Banker Touts Relationships Over Transaction Processing

To meet customers' needs in on-line and other direct channels, financial institutions must get past their historical tendency to be just transaction-processing factories, said Jack Antonini, executive vice president of First Union Corp.

"As an industry we're very good at processing transactions," Mr. Antonini said in a keynote speech to the Bank Administration Institute's direct banking conference in San Diego. "We're very good at getting volumes through."

"But today customers' desires and needs are changing," he added. "They want quick response times, minimal hassle, and a bank to be available whenever they need it. They want seamless services over multiple locations and channels."

He told his audience to "look at each customer encounter as more than a single transaction" and to take to heart the research that shows a person who has more than five relationships with a bank is a lot less likely to leave than someone who has just one.
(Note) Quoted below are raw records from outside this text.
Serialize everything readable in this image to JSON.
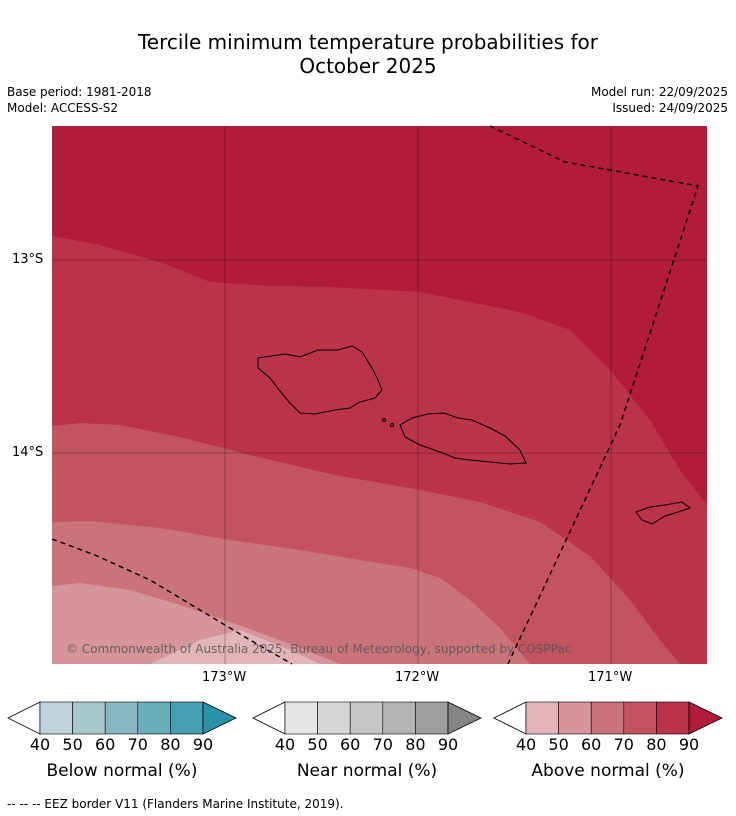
{
  "title_line1": "Tercile minimum temperature probabilities for",
  "title_line2": "October 2025",
  "meta": {
    "base_period": "Base period: 1981-2018",
    "model": "Model: ACCESS-S2",
    "model_run": "Model run: 22/09/2025",
    "issued": "Issued: 24/09/2025"
  },
  "map": {
    "copyright": "© Commonwealth of Australia 2025, Bureau of Meteorology, supported by COSPPac",
    "lat_labels": [
      "13°S",
      "14°S"
    ],
    "lon_labels": [
      "173°W",
      "172°W",
      "171°W"
    ]
  },
  "legends": [
    {
      "title": "Below normal (%)",
      "ticks": [
        "40",
        "50",
        "60",
        "70",
        "80",
        "90"
      ],
      "colors": [
        "#bfd4da",
        "#a6c7cc",
        "#88b7c2",
        "#6badbb",
        "#47a0b1",
        "#2a92a8"
      ]
    },
    {
      "title": "Near normal (%)",
      "ticks": [
        "40",
        "50",
        "60",
        "70",
        "80",
        "90"
      ],
      "colors": [
        "#e6e6e6",
        "#d6d6d6",
        "#c6c6c6",
        "#b3b3b3",
        "#9e9e9e",
        "#858585"
      ]
    },
    {
      "title": "Above normal (%)",
      "ticks": [
        "40",
        "50",
        "60",
        "70",
        "80",
        "90"
      ],
      "colors": [
        "#e1b5ba",
        "#d5959b",
        "#cb737b",
        "#c2535f",
        "#bb3349",
        "#b01c39"
      ]
    }
  ],
  "footnote": "--  --  -- EEZ border V11 (Flanders Marine Institute, 2019)."
}
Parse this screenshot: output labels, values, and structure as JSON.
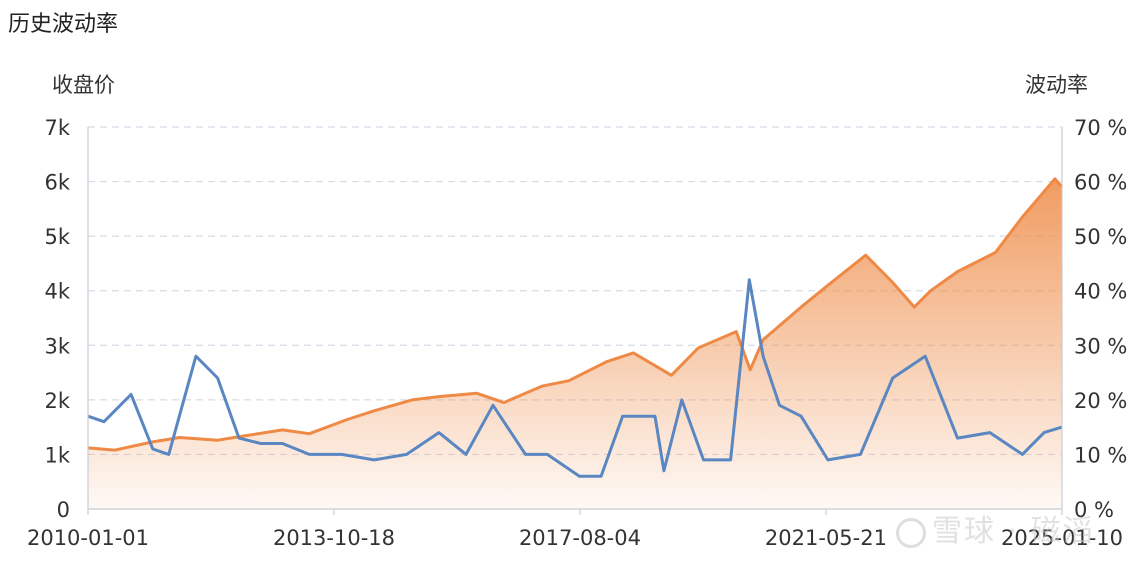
{
  "title": "历史波动率",
  "chart_data": {
    "type": "line",
    "left_axis": {
      "label": "收盘价",
      "ticks": [
        "0",
        "1k",
        "2k",
        "3k",
        "4k",
        "5k",
        "6k",
        "7k"
      ],
      "ylim": [
        0,
        7000
      ]
    },
    "right_axis": {
      "label": "波动率",
      "ticks": [
        "0 %",
        "10 %",
        "20 %",
        "30 %",
        "40 %",
        "50 %",
        "60 %",
        "70 %"
      ],
      "ylim": [
        0,
        70
      ]
    },
    "x_ticks": [
      "2010-01-01",
      "2013-10-18",
      "2017-08-04",
      "2021-05-21",
      "2025-01-10"
    ],
    "xlim": [
      "2010-01-01",
      "2025-01-10"
    ],
    "grid": true,
    "series": [
      {
        "color": "#ee8a45",
        "area": true,
        "axis": "left",
        "x": [
          "2010-01-01",
          "2010-06-01",
          "2011-01-01",
          "2011-06-01",
          "2012-01-01",
          "2012-06-01",
          "2013-01-01",
          "2013-06-01",
          "2014-01-01",
          "2014-06-01",
          "2015-01-01",
          "2015-06-01",
          "2016-01-01",
          "2016-06-01",
          "2017-01-01",
          "2017-06-01",
          "2018-01-01",
          "2018-06-01",
          "2019-01-01",
          "2019-06-01",
          "2020-01-01",
          "2020-03-20",
          "2020-06-01",
          "2021-01-01",
          "2021-06-01",
          "2021-12-31",
          "2022-06-01",
          "2022-10-01",
          "2023-01-01",
          "2023-06-01",
          "2024-01-01",
          "2024-06-01",
          "2024-12-01",
          "2025-01-10"
        ],
        "values": [
          1120,
          1080,
          1230,
          1310,
          1260,
          1340,
          1450,
          1380,
          1640,
          1800,
          2000,
          2060,
          2120,
          1950,
          2250,
          2350,
          2700,
          2860,
          2450,
          2950,
          3250,
          2550,
          3100,
          3700,
          4100,
          4650,
          4150,
          3700,
          4000,
          4350,
          4700,
          5350,
          6050,
          5900
        ]
      },
      {
        "color": "#5a87c2",
        "area": false,
        "axis": "right",
        "x": [
          "2010-01-01",
          "2010-04-01",
          "2010-09-01",
          "2011-01-01",
          "2011-04-01",
          "2011-09-01",
          "2012-01-01",
          "2012-05-01",
          "2012-09-01",
          "2013-01-01",
          "2013-06-01",
          "2013-12-01",
          "2014-06-01",
          "2014-12-01",
          "2015-06-01",
          "2015-11-01",
          "2016-04-01",
          "2016-10-01",
          "2017-02-01",
          "2017-08-01",
          "2017-12-01",
          "2018-04-01",
          "2018-10-01",
          "2018-11-20",
          "2019-03-01",
          "2019-07-01",
          "2019-12-01",
          "2020-03-15",
          "2020-06-01",
          "2020-09-01",
          "2021-01-01",
          "2021-06-01",
          "2021-12-01",
          "2022-06-01",
          "2022-12-01",
          "2023-06-01",
          "2023-12-01",
          "2024-06-01",
          "2024-10-01",
          "2025-01-10"
        ],
        "values": [
          17,
          16,
          21,
          11,
          10,
          28,
          24,
          13,
          12,
          12,
          10,
          10,
          9,
          10,
          14,
          10,
          19,
          10,
          10,
          6,
          6,
          17,
          17,
          7,
          20,
          9,
          9,
          42,
          28,
          19,
          17,
          9,
          10,
          24,
          28,
          13,
          14,
          10,
          14,
          15
        ]
      }
    ]
  },
  "watermark": "雪球 · 磁滔"
}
"Relationship customers are more loyal," Mr. Antonini said, pointing out the difference between McDonald's, a transaction-oriented company that knows nothing about its individual customers, and a neighborhood restaurant where the chef knows people by name, as well as their likes and dislikes.

When banking contacts are made by telephone or in other ways not face- to-face, a combination of transaction and relationship is important. Banks need to keep the product set simple while giving the customer choice and convenience, said Mr. Antonini.

"You need to gather and leverage customer information and back it up with outstanding service," he said. "You really need a pervasive, cultural commitment to have outstanding service."

He said these ideas are embodied in the FutureBank approach that First Union plans to have rolled out to all 2,700 branches by yearend.

Mr. Antonini came to First Union of Charlotte, N.C., last August after two years with the monoline credit card company First USA Inc., now part of Banc One Corp. Before that he was president of USAA Federal Savings Bank, San Antonio, a prime example of a bank with no branches that relies on mail, telephone, automated teller machines, and, increasingly, personal computer contact with customers.

He recalled dealing at USAA with a "Valentine's Day Massacre," a Presidents Day-Valentine's Day weekend when 13,000 MasterCard cardholders were not authorized for purchases because of a network glitch invalidating their account numbers.

Overnight, USAA sent new cards to each affected customer via Federal Express and credited $50 to each account. The thrift also offered to communicate with any merchant to explain the problem on behalf of its cardholders.

The incident cost USAA $1 million, but Mr. Antonini said it illustrated "how to recover from a huge mistake. A situation that could have been disastrous turned into 1,500 letters from people saying they would be customers for life."

USAA built its direct bank, he said, by treating people "the way we would like them to treat us."